Sara ha muerto. Era inteligente, tenía una mirada espiritual, era tímida, insegura, buena estudiante, muy sensible , un poco solitaria, afectuosa e hija formal y obediente. Tenía 21 años y sólo pesaba 37 kilos. La novela comienza justo ahí, en el momento posterior a la muerte de Sara. Deja a sus padres desconsolados, perdidos, enfrentados a una convivencia en la que les falta el nexo más fuerte que los unía, incapaces de reconstruir su vida en pareja; deja un grupo de amigas que acuden muy respetuosas a su funeral pero que fueron uno de los desencadenantes de su enfermedad; deja también un diario personal que sus padres descubrirán y leerán, cada uno por separado. No serán los únicos que lo lean; también lo hará algún otro personaje, que añadirá su propia mirada y su trocito de conocimiento de Sara, y lo hará también el lector de la novela, que podrá así conformar el mosaico de la personalidad de la doncella muerta, Sara, a la cual conoceremos realmente sólo al final de la novela, al llegar a esas últimas páginas y a ese último párrafo tan lleno de gravedad, con ecos de tragedia griega, de epopeya con un final infeliz -el cumplimiento del destino aciago de Sara, morir cuando apenas empezaba a vivir, sin haber podido ofrecer al mundo todos sus dones- pero, como todos los finales épicos, imposible de evitar.
Sara, mi vida por 37 kilos, es más que una novela sobre una joven que cae enferma y muere. Es más que una novela de descubrimiento de un personaje y del mundo que había antes de su muerte y después, es decir, de la forma en que un personaje cambia el mundo, su mundo, por reducido que éste sea y por pocas que sean las personas a quienes engloba.
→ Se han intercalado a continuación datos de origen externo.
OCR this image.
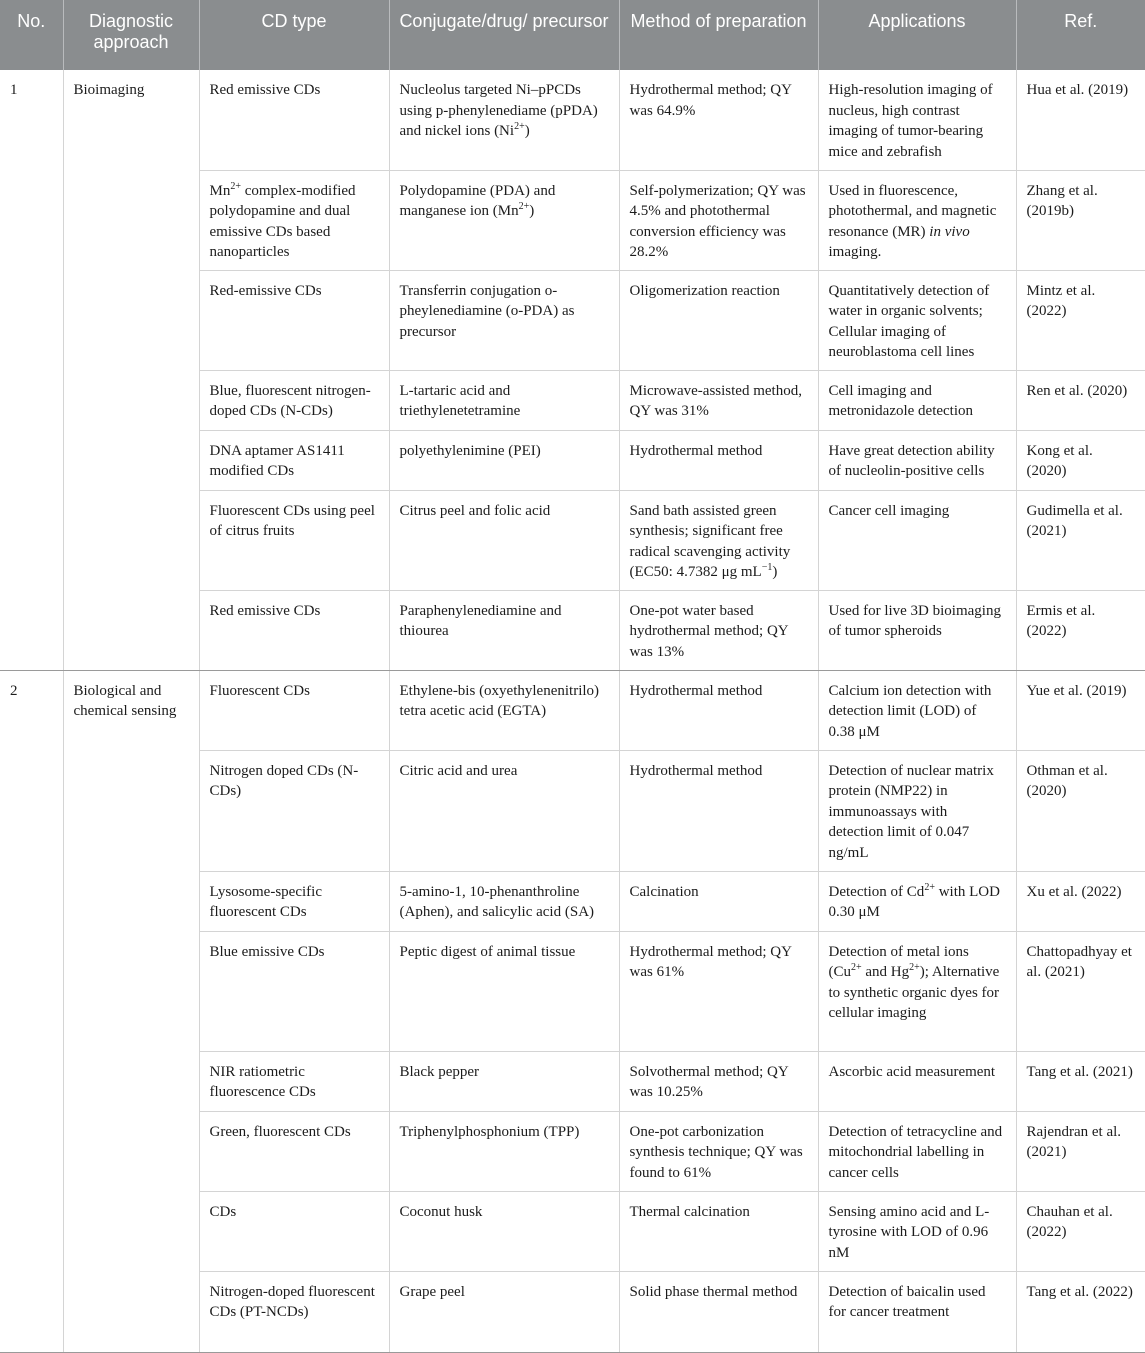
No.	Diagnostic approach	CD type	Conjugate/drug/ precursor	Method of preparation	Applications	Ref.
1	Bioimaging	Red emissive CDs	Nucleolus targeted Ni–pPCDs using p-phenylenediame (pPDA) and nickel ions $(Ni^{2+})$	Hydrothermal method; QY was 64.9%	High-resolution imaging of nucleus, high contrast imaging of tumor-bearing mice and zebrafish	Hua et al. (2019)
		$Mn^{2+}$ complex-modified polydopamine and dual emissive CDs based nanoparticles	Polydopamine (PDA) and manganese ion $(Mn^{2+})$	Self-polymerization; QY was 4.5% and photothermal conversion efficiency was 28.2%	Used in fluorescence, photothermal, and magnetic resonance (MR) in vivo imaging.	Zhang et al. (2019b)
		Red-emissive CDs	Transferrin conjugation o-pheylenediamine (o-PDA) as precursor	Oligomerization reaction	Quantitatively detection of water in organic solvents; Cellular imaging of neuroblastoma cell lines	Mintz et al. (2022)
		Blue, fluorescent nitrogen-doped CDs (N-CDs)	L-tartaric acid and triethylenetetramine	Microwave-assisted method, QY was 31%	Cell imaging and metronidazole detection	Ren et al. (2020)
		DNA aptamer AS1411 modified CDs	polyethylenimine (PEI)	Hydrothermal method	Have great detection ability of nucleolin-positive cells	Kong et al. (2020)
		Fluorescent CDs using peel of citrus fruits	Citrus peel and folic acid	Sand bath assisted green synthesis; significant free radical scavenging activity (EC50: 4.7382 μg $mL^{-1}$)	Cancer cell imaging	Gudimella et al. (2021)
		Red emissive CDs	Paraphenylenediamine and thiourea	One-pot water based hydrothermal method; QY was 13%	Used for live 3D bioimaging of tumor spheroids	Ermis et al. (2022)
2	Biological and chemical sensing	Fluorescent CDs	Ethylene-bis (oxyethylenenitrilo) tetra acetic acid (EGTA)	Hydrothermal method	Calcium ion detection with detection limit (LOD) of 0.38 μM	Yue et al. (2019)
		Nitrogen doped CDs (N-CDs)	Citric acid and urea	Hydrothermal method	Detection of nuclear matrix protein (NMP22) in immunoassays with detection limit of 0.047 ng/mL	Othman et al. (2020)
		Lysosome-specific fluorescent CDs	5-amino-1, 10-phenanthroline (Aphen), and salicylic acid (SA)	Calcination	Detection of $Cd^{2+}$ with LOD 0.30 μM	Xu et al. (2022)
		Blue emissive CDs	Peptic digest of animal tissue	Hydrothermal method; QY was 61%	Detection of metal ions ($Cu^{2+}$ and $Hg^{2+}$); Alternative to synthetic organic dyes for cellular imaging	Chattopadhyay et al. (2021)
		NIR ratiometric fluorescence CDs	Black pepper	Solvothermal method; QY was 10.25%	Ascorbic acid measurement	Tang et al. (2021)
		Green, fluorescent CDs	Triphenylphosphonium (TPP)	One-pot carbonization synthesis technique; QY was found to 61%	Detection of tetracycline and mitochondrial labelling in cancer cells	Rajendran et al. (2021)
		CDs	Coconut husk	Thermal calcination	Sensing amino acid and L-tyrosine with LOD of 0.96 nM	Chauhan et al. (2022)
		Nitrogen-doped fluorescent CDs (PT-NCDs)	Grape peel	Solid phase thermal method	Detection of baicalin used for cancer treatment	Tang et al. (2022)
En cierto sentido, es una disección contundente e implacable de cierto tipo de personalidad proclive a los desórdenes alimentarios, así como a cualquier otro tipo de enfermedad mental: personas vulnerables, muy sensibles a su entorno, en una edad especialmente difícil que hace que la piel sea permeable a cualquier agresión externa, que penetra el alma y provoca cambios que pueden ser decisivos y terribles; al mismo tiempo, es una exposición de cierto tipo de relaciones entre adolescentes, relaciones de poder y de dominación con un componente de crueldad muy marcado que puede destrozar vidas, como es el caso de Sara, miembro de un grupo de amistades con personalidades muy superficiales y egoístas que la empujan un poco más al vacío. Por otro lado, la novela es sincera y valiente al tratar los desórdenes alimentarios como lo que son: una enfermedad mental, no una moda, ni un “estilo de vida”, ni algo que se elige voluntariamente tanto al entrar como al salir de ellas, ni una “dieta llevada al extremo”; simplemente una enfermedad mental en todo lo que éstas tienen de feo, de aleatorio, de antirromántico, de mortal.
La caída de Sara en la anorexia se muestra sin caer en tópicos, de forma sutil pero directa, a medida que vemos su caída en la locura, gradualmente pero sin freno. Una muerte a cámara lenta y un deterioro de facultades psíquicas que vemos impotentes, sabiendo exactamente lo que está sucediendo y, en parte, por qué (conocemos algunos de los desencadenantes de la enfermedad de Sara, si bien no los porqués, quizás porque no hay porqués en el campo de las enfermedades psiquiátricas; todavía hay mucho que la ciencia ignora sobre éstas y sobre los desórdenes del comportamiento alimentario en concreto). El golpe resulta más fuerte cuanto que el principio del relato de la vida de Sara es ligero, de modo que, si no fuera porque la protagonista muere, casi podría ser el principio de una novela de comedia romántica. Y es que el fin del mundo seguramente sea así: no está precedido de truenos y de fanfarrias, sino que nos pillará en un día cualquiera, haciendo cualquier cosa banal, en un momento indistinguible del anterior.
Jon Ugutz Zubizarreta ha hilvanado en Sara, mi vida por 37 kilos una novela de rápida lectura, pero de poso profundo; de lenguaje ágil y directo, que no necesita de florituras para narrar un drama del que siempre puede decirse que “podía haberse evitado”.